Here's video of that exchange:
Conway — who also coined the term "alternative facts" — was interviewed by Matthews last week and defended Trump's executive order that halted all immigration from seven Muslim-majority countries and halted the immediate entry of refugees.
"I bet it’s brand new information to people that President Obama had a six-month ban on the Iraqi refugee program after two Iraqis came here to this country, were radicalized and were the masterminds behind the Bowling Green massacre," Conway told Matthews. "Most people don’t know that because it didn’t get covered."
There's a reason that it didn't get covered.

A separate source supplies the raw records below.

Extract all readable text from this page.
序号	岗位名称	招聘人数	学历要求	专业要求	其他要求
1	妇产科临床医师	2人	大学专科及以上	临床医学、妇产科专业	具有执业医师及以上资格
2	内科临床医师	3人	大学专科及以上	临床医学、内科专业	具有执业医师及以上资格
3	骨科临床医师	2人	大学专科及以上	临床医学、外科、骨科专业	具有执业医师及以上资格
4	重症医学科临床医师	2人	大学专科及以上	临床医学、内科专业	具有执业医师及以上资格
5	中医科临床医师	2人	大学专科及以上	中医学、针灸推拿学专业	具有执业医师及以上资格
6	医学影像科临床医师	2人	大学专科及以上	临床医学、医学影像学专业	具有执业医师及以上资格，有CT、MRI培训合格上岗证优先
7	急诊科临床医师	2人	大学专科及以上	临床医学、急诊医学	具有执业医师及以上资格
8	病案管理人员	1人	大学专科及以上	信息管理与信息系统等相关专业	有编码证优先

Two Iraqi citizens were arrested in Bowling Green, Kentucky, for trying to send weapons and money back to Al-Qaeda. The men, though, did not carry out any sort of attack on U.S. soil. They pleaded guilty to federal terrorism charges.
Conway's comments last week quickly spread across the internet and became the butt of many a Twitter joke.
She brushed it off, though, calling her comments an "honest mistake" and citing instances of reporters incorrectly saying things in the heat of the moment.
Monday, though, Cosmopolitan revealed that she's used the line before. Conway didn't deny the report in a text exchange with Cosmo.
"It was a plot to massacre and they were Bowling Green terrorists. That's what I should have said. I clarified," Conway told Cosmo. "Those were evil men who bragged about attacking American soldiers."